Lol revolt, no point getting a 990X now. This is coming from a 960+GTX 580 SLI user.

Wait for the 3930K.

The 2700k is more powerful than the 965.


----------



## vickybat (Nov 11, 2011)

revolt said:


> how inferior is this thing compared to my i7 965



*i7 2600k vs i7 965 extreme*

i7 2700k will be even more ahead. Its much more powerful than your cpu. But no need to change yours now cause it can still hold its own. Go for 22nm ivybridge-E cpu's or even haswell in future. Your platform is pretty good for two more years.


----------



## revolt (Nov 11, 2011)

Extreme Gamer said:


> Lol revolt, no point getting a 990X now. This is coming from a 960+GTX 580 SLI user.
> 
> Wait for the 3930K.
> 
> The 2700k is more powerful than the 965.

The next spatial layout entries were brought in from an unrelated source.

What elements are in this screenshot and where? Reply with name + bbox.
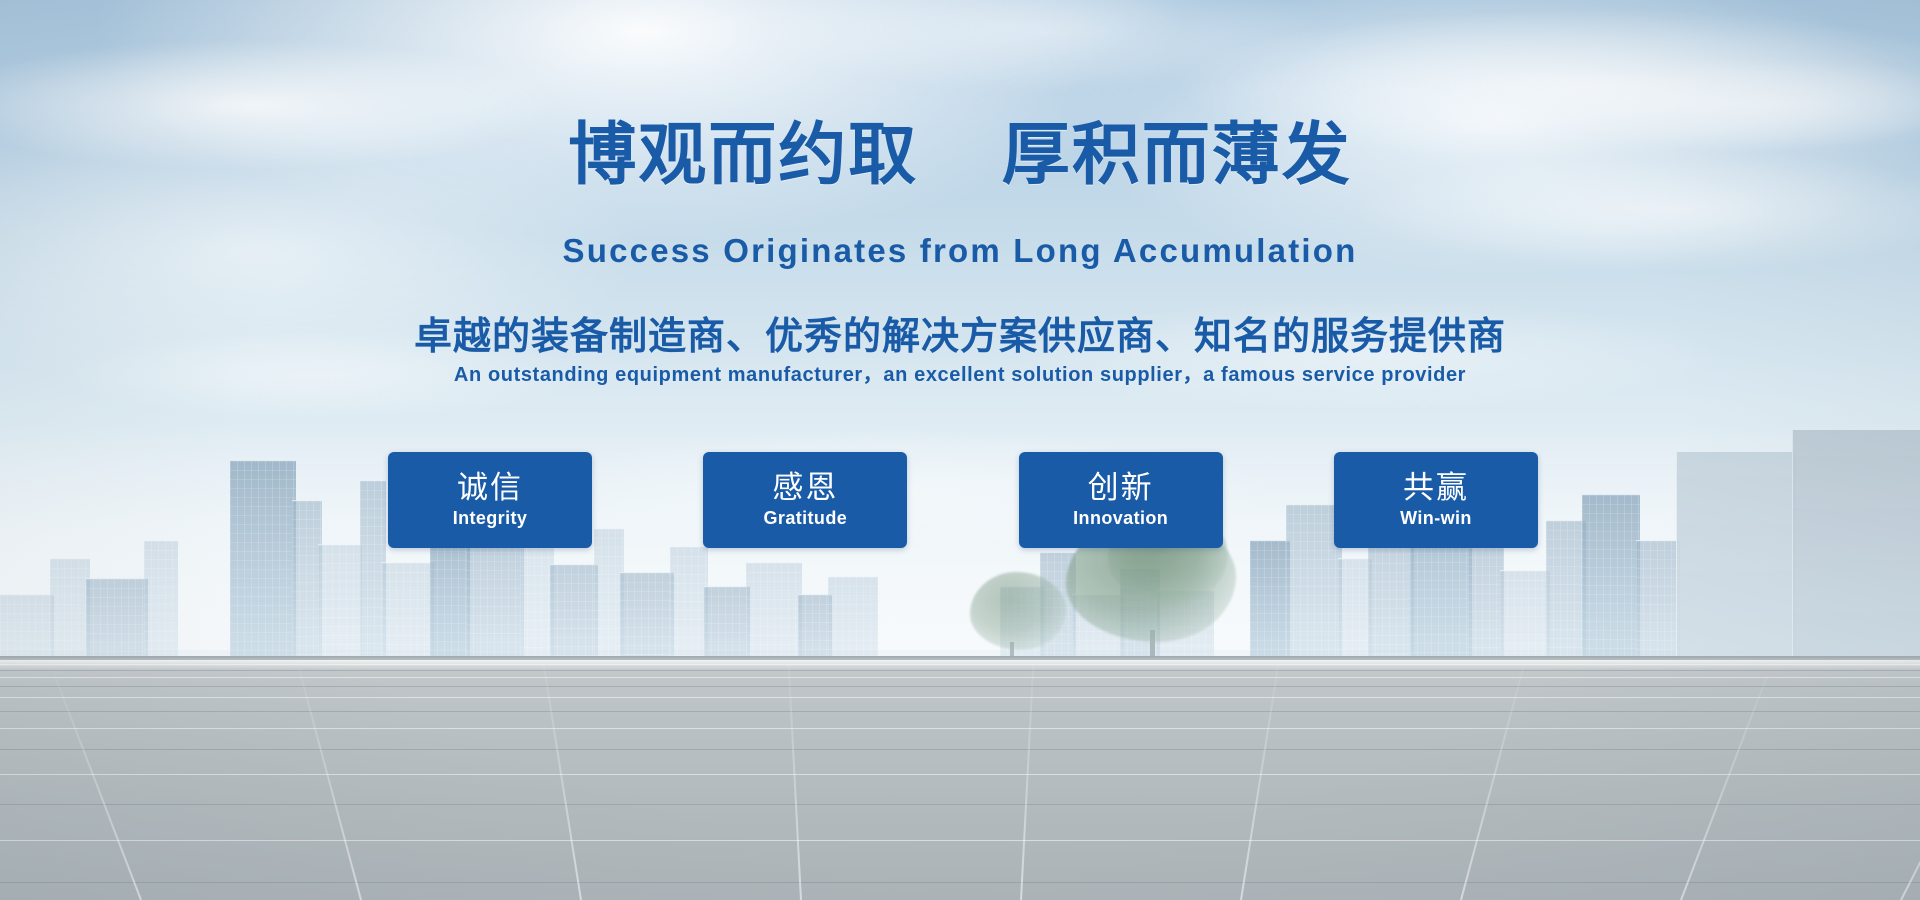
banner-content: 博观而约取 厚积而薄发 Success Originates from Long… <box>0 0 1920 900</box>
value-box-winwin[interactable]: 共赢 Win-win <box>1334 452 1538 548</box>
hero-banner: 博观而约取 厚积而薄发 Success Originates from Long… <box>0 0 1920 900</box>
subline-english: An outstanding equipment manufacturer，an… <box>0 358 1920 387</box>
value-box-innovation[interactable]: 创新 Innovation <box>1019 452 1223 548</box>
value-box-gratitude[interactable]: 感恩 Gratitude <box>703 452 907 548</box>
value-label-en: Win-win <box>1400 508 1472 529</box>
headline-chinese: 博观而约取 厚积而薄发 <box>0 122 1920 190</box>
core-values-list: 诚信 Integrity 感恩 Gratitude 创新 Innovation … <box>388 452 1538 548</box>
value-box-integrity[interactable]: 诚信 Integrity <box>388 452 592 548</box>
value-label-en: Innovation <box>1073 508 1168 529</box>
headline-chinese-part1: 博观而约取 <box>568 116 918 195</box>
value-label-zh: 感恩 <box>772 471 838 506</box>
value-label-en: Integrity <box>453 508 528 529</box>
subline-chinese: 卓越的装备制造商、优秀的解决方案供应商、知名的服务提供商 <box>0 305 1920 360</box>
value-label-en: Gratitude <box>764 508 848 529</box>
value-label-zh: 共赢 <box>1403 471 1469 506</box>
value-label-zh: 创新 <box>1088 471 1154 506</box>
headline-chinese-part2: 厚积而薄发 <box>1002 116 1352 195</box>
value-label-zh: 诚信 <box>457 471 523 506</box>
headline-english: Success Originates from Long Accumulatio… <box>0 232 1920 270</box>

man! we have similar things then!!Except mine is only a 965. 

3930k is only slightly better.


----------



## Extreme Gamer (Nov 11, 2011)

Thats an engineering sample.

Post your full specs mate, we must have closely matching setups. Your 965 must be a C0 revision and my 960 is a D0, which makes mine more OCable in the Base clock.

Intel Core i7 960 Custom watercooled
Asus Rampage III Extreme
Corsair Dominator GT 2000Mhz 3x4GB
Palit GTX 580 3GB SLI
EVGA Crysis 2 Edition GTX 560 Ti //Got the card as a prize
OCZ Vertex 3 MAX IOPS 120GBx2
Old 1TB and 320GB HDDs
Old DVD-RW drive
Corsair AX1200 PSU
Cooler Master HAF-X


----------



## ico (Nov 12, 2011)

gameranand said:


> Is the performance worth the price as compared to its previous sibling ??


Nope.


----------



## Extreme Gamer (Nov 12, 2011)

Ico the performance is worth it.


----------



## gameranand (Nov 12, 2011)

Extreme Gamer said:


> might as well go SB-E if you wait till HD7000.



Lets see what will happen then.


----------



## Extreme Gamer (Nov 12, 2011)

Yup, because SB-E has A LOT more bandwidth.


----------



## gameranand (Nov 12, 2011)

Extreme Gamer said:


> Yup, because SB-E has A LOT more bandwidth.



When SB-E is going to release ??


----------



## Extreme Gamer (Nov 12, 2011)

Next year. Most probably Q1 2012 (financial quarter).

Right now they released 2700k and 995x to keep the market filled.


----------



## gameranand (Nov 12, 2011)

Then its good coz I'll be purchasing new pc when 7xxx series gpu gets launched which will be in Q1 2012 also.


----------



## revolt (Nov 15, 2011)

Extreme Gamer said:


> Thats an engineering sample.
> 
> Post your full specs mate, we must have closely matching setups. Your 965 must be a C0 revision and my 960 is a D0, which makes mine more OCable in the Base clock.
> 
> ...



D0 are good but it was designed mainly to fix some bugs.

Anyways
Intel Core i7 965 cooler by Noctua NH
ASUS P6T6-WS-Revolution
g skill 2x4gb DDR3
Thermaltake TR2 1200W
2xZOTAC GTX 580 AMP edition


----------



## Extreme Gamer (Nov 15, 2011)

Yes but D0 was also quite a bit more OCable.  Instead of going off topic we should discuss further via PM.


----------